The show — you can’t exactly call it a play — is set in some kind of art studio.

“The idea is that each of these songs come to life within the studio and then fade,” explains Tarver, the artistic director of Theatre Extasis. “A lot of the images are inspired by paintings, and the overriding themes throughout are birth, death and rebirth.”

The show was conceived and is produced by Queen of Puddings Music Theatre, best known for their hit opera Beatrice Chancy. Tarver’s a good match for them. Before earning an MFA in directing from the University of Alberta, she got a degree in performance from the Manhattan School of Music, and has since directed musicals and operas like Menotti’s The Telephone and Bernstein’s Trouble In Tahiti.

So it’s not surprising to find her describing her directing technique in musical terms.

“I like to look at elements of harmonic tension, or rhythmic variety,” she says. “Those all come into play when you’re creating a stage picture.
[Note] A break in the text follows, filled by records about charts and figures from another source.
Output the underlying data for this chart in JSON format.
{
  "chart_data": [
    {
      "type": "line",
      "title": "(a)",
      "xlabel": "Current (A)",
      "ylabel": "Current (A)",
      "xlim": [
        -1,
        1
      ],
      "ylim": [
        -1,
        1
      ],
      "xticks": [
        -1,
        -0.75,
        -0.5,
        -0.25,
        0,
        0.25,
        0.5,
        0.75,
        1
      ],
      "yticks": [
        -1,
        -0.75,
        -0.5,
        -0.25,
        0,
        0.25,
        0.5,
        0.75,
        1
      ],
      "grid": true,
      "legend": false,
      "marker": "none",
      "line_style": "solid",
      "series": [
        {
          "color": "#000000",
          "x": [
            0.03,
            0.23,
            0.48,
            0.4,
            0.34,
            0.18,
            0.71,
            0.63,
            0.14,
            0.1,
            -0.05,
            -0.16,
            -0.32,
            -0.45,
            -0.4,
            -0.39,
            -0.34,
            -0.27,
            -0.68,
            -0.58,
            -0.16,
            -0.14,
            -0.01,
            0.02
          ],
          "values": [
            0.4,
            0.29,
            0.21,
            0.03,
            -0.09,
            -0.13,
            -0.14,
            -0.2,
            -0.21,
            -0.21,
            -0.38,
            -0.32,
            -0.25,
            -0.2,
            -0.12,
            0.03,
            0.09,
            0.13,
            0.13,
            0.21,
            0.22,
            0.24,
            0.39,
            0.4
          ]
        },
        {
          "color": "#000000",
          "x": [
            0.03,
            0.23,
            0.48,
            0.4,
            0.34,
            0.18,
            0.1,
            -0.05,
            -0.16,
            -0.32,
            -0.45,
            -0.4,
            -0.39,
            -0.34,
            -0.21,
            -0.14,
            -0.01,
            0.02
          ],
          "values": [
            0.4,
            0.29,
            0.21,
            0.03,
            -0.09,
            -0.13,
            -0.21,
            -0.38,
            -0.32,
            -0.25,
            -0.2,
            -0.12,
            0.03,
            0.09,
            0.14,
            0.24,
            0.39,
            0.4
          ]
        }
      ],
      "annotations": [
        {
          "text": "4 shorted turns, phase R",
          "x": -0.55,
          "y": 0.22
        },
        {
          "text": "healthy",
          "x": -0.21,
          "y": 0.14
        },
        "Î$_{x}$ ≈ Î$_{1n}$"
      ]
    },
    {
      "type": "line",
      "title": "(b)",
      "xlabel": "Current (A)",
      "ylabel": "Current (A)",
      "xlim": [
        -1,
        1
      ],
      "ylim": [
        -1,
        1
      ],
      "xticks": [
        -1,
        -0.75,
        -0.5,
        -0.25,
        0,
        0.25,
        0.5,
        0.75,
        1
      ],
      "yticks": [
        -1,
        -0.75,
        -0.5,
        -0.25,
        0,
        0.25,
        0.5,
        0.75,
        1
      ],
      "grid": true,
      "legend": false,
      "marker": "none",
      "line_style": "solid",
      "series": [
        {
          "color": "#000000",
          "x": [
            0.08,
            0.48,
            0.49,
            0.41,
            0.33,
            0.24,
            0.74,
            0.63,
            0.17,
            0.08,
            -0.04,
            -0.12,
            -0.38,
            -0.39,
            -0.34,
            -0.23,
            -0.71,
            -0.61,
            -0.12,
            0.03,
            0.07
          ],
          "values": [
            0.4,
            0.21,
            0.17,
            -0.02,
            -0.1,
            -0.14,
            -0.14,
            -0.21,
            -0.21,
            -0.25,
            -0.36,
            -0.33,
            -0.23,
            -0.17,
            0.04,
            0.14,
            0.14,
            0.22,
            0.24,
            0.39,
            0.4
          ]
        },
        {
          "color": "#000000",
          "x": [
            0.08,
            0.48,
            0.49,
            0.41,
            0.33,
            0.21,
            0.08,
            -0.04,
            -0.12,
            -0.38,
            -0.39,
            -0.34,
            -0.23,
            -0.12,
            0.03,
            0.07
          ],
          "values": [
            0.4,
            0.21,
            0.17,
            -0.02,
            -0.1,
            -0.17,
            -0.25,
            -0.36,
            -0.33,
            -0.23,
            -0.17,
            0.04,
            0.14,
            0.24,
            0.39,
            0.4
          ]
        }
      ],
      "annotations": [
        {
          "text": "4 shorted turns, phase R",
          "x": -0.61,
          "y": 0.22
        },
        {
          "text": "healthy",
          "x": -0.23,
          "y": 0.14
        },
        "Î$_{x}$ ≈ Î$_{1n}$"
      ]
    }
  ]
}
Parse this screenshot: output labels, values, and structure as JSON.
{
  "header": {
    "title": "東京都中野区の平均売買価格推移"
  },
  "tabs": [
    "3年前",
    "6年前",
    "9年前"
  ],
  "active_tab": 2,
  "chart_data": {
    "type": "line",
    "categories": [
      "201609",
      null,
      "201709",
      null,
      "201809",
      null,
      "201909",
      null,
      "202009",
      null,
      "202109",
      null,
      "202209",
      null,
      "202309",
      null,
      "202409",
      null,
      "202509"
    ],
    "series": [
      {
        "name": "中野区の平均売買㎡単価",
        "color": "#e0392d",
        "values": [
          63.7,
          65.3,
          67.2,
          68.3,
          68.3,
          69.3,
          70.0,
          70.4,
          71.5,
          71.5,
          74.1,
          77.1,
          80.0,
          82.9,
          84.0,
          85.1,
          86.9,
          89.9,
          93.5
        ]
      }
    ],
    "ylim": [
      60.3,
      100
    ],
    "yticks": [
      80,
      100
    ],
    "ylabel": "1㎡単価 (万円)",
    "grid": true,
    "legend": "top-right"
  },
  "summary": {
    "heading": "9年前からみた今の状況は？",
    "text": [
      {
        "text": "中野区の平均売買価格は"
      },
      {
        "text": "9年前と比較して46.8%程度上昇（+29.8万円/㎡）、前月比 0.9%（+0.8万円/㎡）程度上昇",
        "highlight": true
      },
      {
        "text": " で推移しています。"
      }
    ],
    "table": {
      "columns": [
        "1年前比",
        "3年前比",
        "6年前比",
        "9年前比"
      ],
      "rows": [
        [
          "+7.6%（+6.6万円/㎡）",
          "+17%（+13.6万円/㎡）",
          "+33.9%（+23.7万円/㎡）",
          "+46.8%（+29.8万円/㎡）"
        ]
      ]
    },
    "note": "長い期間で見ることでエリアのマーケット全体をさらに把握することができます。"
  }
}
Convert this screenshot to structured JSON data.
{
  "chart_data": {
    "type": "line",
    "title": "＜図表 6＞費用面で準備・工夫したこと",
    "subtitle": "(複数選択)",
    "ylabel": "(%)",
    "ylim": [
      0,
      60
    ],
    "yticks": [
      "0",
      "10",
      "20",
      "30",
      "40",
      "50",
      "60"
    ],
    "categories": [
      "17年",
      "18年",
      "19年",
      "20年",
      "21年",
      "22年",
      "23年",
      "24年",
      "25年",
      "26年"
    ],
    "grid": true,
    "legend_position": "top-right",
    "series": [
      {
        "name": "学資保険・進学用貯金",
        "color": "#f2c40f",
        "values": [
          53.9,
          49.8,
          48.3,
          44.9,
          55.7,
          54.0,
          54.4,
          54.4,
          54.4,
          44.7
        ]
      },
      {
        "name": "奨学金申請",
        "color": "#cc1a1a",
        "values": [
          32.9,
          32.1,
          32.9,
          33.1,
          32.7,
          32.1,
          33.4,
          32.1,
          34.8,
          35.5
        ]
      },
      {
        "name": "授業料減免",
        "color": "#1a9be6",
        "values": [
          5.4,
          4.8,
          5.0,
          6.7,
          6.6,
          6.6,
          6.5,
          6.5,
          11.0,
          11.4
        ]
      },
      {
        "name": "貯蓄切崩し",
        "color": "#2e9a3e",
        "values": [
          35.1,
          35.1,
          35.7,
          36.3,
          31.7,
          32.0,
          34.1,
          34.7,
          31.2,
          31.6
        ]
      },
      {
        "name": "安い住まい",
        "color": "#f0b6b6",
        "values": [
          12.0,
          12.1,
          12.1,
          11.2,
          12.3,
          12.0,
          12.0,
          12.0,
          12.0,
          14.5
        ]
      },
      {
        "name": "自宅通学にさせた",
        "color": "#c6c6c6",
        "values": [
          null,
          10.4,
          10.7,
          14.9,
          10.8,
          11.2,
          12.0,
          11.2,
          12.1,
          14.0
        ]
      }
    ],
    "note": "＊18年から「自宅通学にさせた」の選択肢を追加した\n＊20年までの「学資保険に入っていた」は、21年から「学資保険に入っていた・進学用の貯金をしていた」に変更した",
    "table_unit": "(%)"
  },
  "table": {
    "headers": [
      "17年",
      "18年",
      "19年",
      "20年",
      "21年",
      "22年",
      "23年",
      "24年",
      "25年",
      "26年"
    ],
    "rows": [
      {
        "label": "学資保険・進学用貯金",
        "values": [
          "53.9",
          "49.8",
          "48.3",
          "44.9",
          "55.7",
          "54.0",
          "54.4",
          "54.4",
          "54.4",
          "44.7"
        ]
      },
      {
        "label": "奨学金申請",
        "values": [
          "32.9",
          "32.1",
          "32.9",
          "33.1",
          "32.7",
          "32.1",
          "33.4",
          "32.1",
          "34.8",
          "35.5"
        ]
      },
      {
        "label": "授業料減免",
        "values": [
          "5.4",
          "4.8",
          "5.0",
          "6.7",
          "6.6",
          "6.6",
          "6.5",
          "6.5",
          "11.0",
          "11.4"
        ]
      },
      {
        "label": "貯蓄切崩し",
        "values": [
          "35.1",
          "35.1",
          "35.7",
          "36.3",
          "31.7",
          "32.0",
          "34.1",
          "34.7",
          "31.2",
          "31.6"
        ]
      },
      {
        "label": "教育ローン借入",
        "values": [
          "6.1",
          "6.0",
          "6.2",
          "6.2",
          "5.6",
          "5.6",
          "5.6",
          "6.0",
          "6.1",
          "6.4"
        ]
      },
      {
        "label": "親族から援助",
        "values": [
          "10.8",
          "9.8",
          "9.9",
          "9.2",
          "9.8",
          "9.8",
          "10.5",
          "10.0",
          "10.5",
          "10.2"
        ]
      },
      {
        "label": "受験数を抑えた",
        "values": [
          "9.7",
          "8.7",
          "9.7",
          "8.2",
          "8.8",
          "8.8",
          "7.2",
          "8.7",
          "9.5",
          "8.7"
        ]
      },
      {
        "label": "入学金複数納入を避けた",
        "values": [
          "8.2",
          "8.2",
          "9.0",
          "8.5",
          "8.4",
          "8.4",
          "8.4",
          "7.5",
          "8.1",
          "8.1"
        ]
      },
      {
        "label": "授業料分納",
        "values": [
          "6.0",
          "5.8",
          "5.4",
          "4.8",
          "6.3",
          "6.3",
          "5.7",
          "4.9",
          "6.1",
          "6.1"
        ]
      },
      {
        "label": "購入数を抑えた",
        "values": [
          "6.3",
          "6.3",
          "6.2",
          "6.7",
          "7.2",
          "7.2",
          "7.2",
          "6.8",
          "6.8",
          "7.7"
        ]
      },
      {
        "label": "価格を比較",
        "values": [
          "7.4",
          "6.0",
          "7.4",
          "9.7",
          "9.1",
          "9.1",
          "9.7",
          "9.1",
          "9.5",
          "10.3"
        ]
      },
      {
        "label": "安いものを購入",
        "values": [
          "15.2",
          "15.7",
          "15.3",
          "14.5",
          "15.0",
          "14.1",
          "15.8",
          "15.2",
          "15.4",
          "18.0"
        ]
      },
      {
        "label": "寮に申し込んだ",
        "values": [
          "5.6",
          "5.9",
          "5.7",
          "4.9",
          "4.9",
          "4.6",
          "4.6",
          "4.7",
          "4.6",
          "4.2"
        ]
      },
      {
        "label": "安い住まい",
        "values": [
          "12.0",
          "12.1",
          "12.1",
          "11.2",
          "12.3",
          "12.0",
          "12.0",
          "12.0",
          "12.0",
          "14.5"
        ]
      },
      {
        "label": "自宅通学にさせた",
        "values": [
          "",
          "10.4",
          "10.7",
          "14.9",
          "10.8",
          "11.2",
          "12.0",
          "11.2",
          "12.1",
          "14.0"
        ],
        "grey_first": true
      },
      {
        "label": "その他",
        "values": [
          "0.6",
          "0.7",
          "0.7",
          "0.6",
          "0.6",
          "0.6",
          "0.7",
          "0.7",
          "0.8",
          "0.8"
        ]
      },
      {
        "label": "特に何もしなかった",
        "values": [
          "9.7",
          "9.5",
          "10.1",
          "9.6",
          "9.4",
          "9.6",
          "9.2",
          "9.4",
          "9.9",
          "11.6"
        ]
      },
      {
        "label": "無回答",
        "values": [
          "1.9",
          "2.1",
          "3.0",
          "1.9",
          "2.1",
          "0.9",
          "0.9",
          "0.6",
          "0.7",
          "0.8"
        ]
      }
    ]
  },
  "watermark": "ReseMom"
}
Variety, contrast, counterpoint.”

And where do words fit in? In the past year, she has mounted shows that use words for their rhythm and visceral power as much as their meaning. Not Faust contained Gertrude Stein’s near-impenetrable musings, while History Play featured the dense philosophy of Aristotle and J.W. Dunne.

“Some people said they didn’t understand History Play, but it triggered memories or visceral feelings,” she says. “I think people panic when they don’t immediately understand something. We’ve forgotten that we can absorb things in other ways. Listen to the rhythm of Aristotle’s language. It’s circular. It works the way the thoughts work. The same with Stein’s writing. It can be like a dance.”

This summer, Tarver directs three short plays by Samuel Beckett for SummerWorks. But don’t expect her to get to work on a big warhorse opera.

“One of the problems in opera is the size,” she explains. “Seeing an opera in the Hummmingbird is different from this show. You don’t get the same experience of hearing the performers’ breath or seeing the tone of their skin.

“What’s the point of live theatre if there’s no interaction? Go to a movie if you don’t want to engage with other human beings.”